St. Louis hard hit by opioid epidemic

ST. LOUIS (AP) - As Missouri struggles with the epidemic of opioid abuse, no place in the state has been hit harder than St. Louis.

There were 23 heroin deaths per 100,000 city residents from 2012-16 - the highest rate in Missouri and nearly double the rate in Jefferson County, which had the second-highest rate, the St. Louis Post-Dispatch reported .

The city of St. Louis also leads the state in all types of opioid deaths and emergency room visits caused by prescription painkillers and heroin use.

James Shroba of the Drug Enforcement Agency office in St. Louis said 80 percent of heroin addicts start by abusing prescription painkillers. They eventually switch to heroin because it is easier to get and cheaper, selling for as little as $5-$10 a dose.

Mayor Lyda Krewson said addressing the problem is "going to take all of us."

After opioid deaths spiked in the city from 2015-16, rising from 131 to 273, the 2017 numbers are down 30 from last year's pace. But a troublesome change this year has been the rise of fentanyl, a powerful and often deadly opioid.

Statistics show 56 percent of the opioid overdose deaths in St. Louis involved fentanyl last year, but 84 percent of 2017 overdoses involve the drug.

Janel Marie Wells, 24, of Fenton, overdosed inside a St. Louis home in January. The cause of death was acute fentanyl intoxication.

"To me, this is murder," said her mother, Sharon Hardcastle. "Somebody put fentanyl in whatever my daughter took, and she died."

Hardcastle now tries to warn others about the dangers of fentanyl.

"That's all we feel like we can do is educate people," she said. "You are not going to go do this one night and have fun. You are going to die."

In March, 35-year-old Robert Patrick Stief died after mixing heroin and fentanyl.

"My boy lived a life of pain," his mother, Patricia Gillis, said. "And I lived a life of struggle to work and try to pay to fix him."

Dr. Will Ross, chairman of the St. Louis Joint Boards of Health and Hospitals, said the opioid crisis should be handled like any communicable disease threat: The neighborhood should be flooded with information, treatment referrals and anti-overdose drugs.

"We need to interrupt the habits, the enablers, the structures that perpetuate the epidemic," Ross said.

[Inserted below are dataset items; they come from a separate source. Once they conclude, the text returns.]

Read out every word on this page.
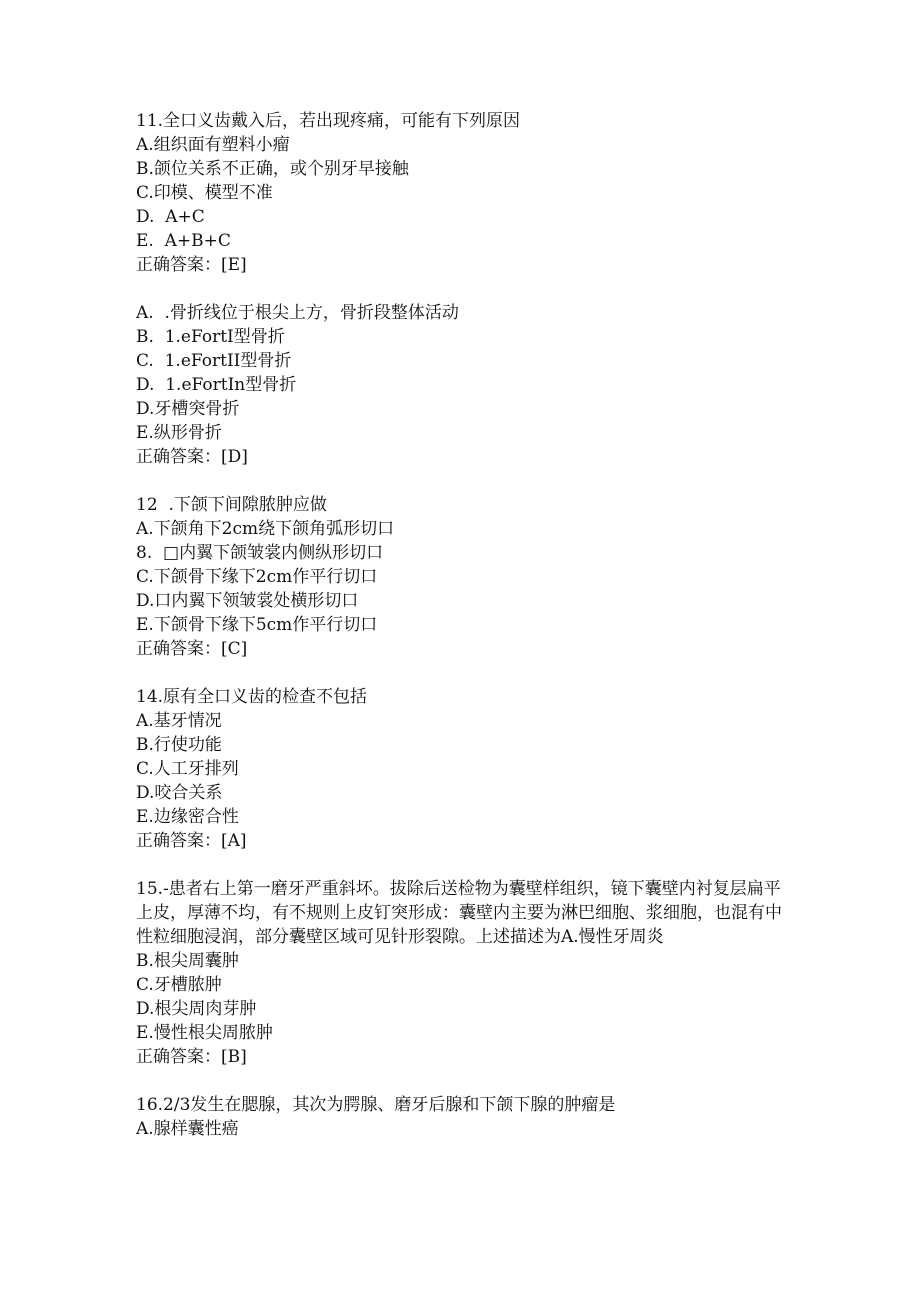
11.全口义齿戴入后，若出现疼痛，可能有下列原因

A.组织面有塑料小瘤

B.颌位关系不正确，或个别牙早接触

C.印模、模型不准

D.  A+C

E.  A+B+C

正确答案：[E]

A.  .骨折线位于根尖上方，骨折段整体活动

B.  1.eFortI型骨折

C.  1.eFortII型骨折

D.  1.eFortIn型骨折

D.牙槽突骨折

E.纵形骨折

正确答案：[D]

12  .下颌下间隙脓肿应做

A.下颌角下2cm绕下颌角弧形切口

8.  □内翼下颌皱裳内侧纵形切口

C.下颌骨下缘下2cm作平行切口

D.口内翼下领皱裳处横形切口

E.下颌骨下缘下5cm作平行切口

正确答案：[C]

14.原有全口义齿的检查不包括

A.基牙情况

B.行使功能

C.人工牙排列

D.咬合关系

E.边缘密合性

正确答案：[A]

15.-患者右上第一磨牙严重斜坏。拔除后送检物为囊壁样组织，镜下囊壁内衬复层扁平上皮，厚薄不均，有不规则上皮钉突形成：囊壁内主要为淋巴细胞、浆细胞，也混有中性粒细胞浸润，部分囊壁区域可见针形裂隙。上述描述为A.慢性牙周炎

B.根尖周囊肿

C.牙槽脓肿

D.根尖周肉芽肿

E.慢性根尖周脓肿

正确答案：[B]

16.2/3发生在腮腺，其次为腭腺、磨牙后腺和下颌下腺的肿瘤是

A.腺样囊性癌
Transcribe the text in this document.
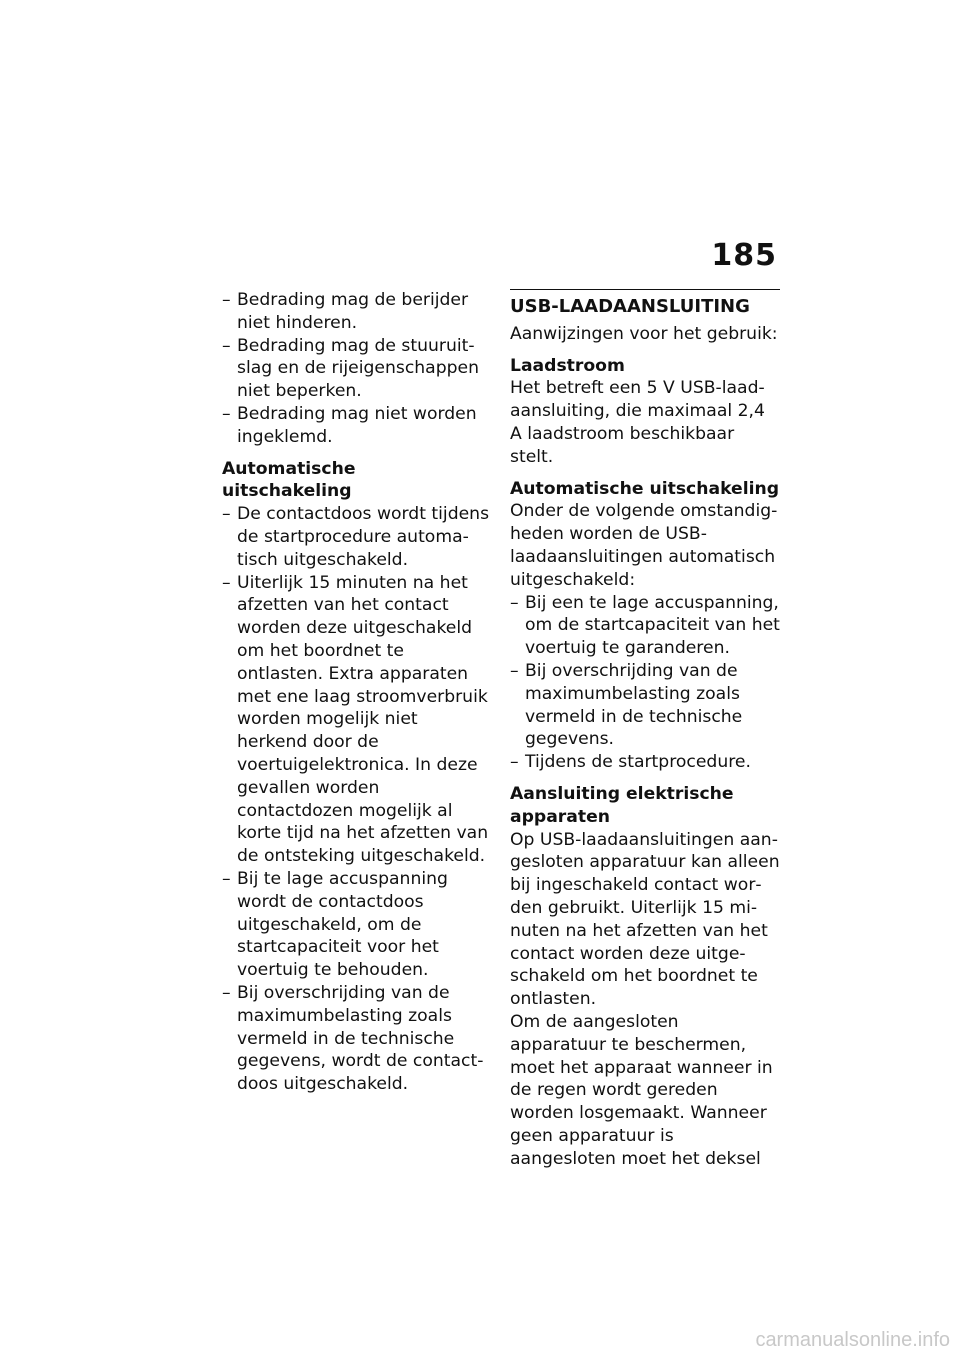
185
– Bedrading mag de berijder niet hinderen.
– Bedrading mag de stuuruitslag en de rijeigenschappen niet beperken.
– Bedrading mag niet worden ingeklemd.
Automatische uitschakeling
– De contactdoos wordt tijdens de startprocedure automatisch uitgeschakeld.
– Uiterlijk 15 minuten na het afzetten van het contact worden deze uitgeschakeld om het boordnet te ontlasten. Extra apparaten met ene laag stroomverbruik worden mogelijk niet herkend door de voertuigelektronica. In deze gevallen worden contactdozen mogelijk al korte tijd na het afzetten van de ontsteking uitgeschakeld.
– Bij te lage accuspanning wordt de contactdoos uitgeschakeld, om de startcapaciteit voor het voertuig te behouden.
– Bij overschrijding van de maximumbelasting zoals vermeld in de technische gegevens, wordt de contactdoos uitgeschakeld.
USB-LAADAANSLUITING
Aanwijzingen voor het gebruik:
Laadstroom
Het betreft een 5 V USB-laadaansluiting, die maximaal 2,4 A laadstroom beschikbaar stelt.
Automatische uitschakeling
Onder de volgende omstandigheden worden de USB-laadaansluitingen automatisch uitgeschakeld:
– Bij een te lage accuspanning, om de startcapaciteit van het voertuig te garanderen.
– Bij overschrijding van de maximumbelasting zoals vermeld in de technische gegevens.
– Tijdens de startprocedure.
Aansluiting elektrische apparaten
Op USB-laadaansluitingen aangesloten apparatuur kan alleen bij ingeschakeld contact worden gebruikt. Uiterlijk 15 minuten na het afzetten van het contact worden deze uitgeschakeld om het boordnet te ontlasten.
Om de aangesloten apparatuur te beschermen, moet het apparaat wanneer in de regen wordt gereden worden losgemaakt. Wanneer geen apparatuur is aangesloten moet het deksel
carmanualsonline.info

The St. Louis City Department of Health participates in a prescription drug monitoring program that allows doctors to check a patient's prescribing history and watch for potential abuses. Pharmacists can watch for signs that a patient may need to carry the overdose-reversing treatment naloxone.

Director Melba Moore said the department plans to hire an epidemiologist to track the data that come out of the drug monitoring program. Still, Moore said her department needs more funding to respond to the epidemic.

"It's not like we're turning a deaf ear," Moore said. "We need more people. We need more action."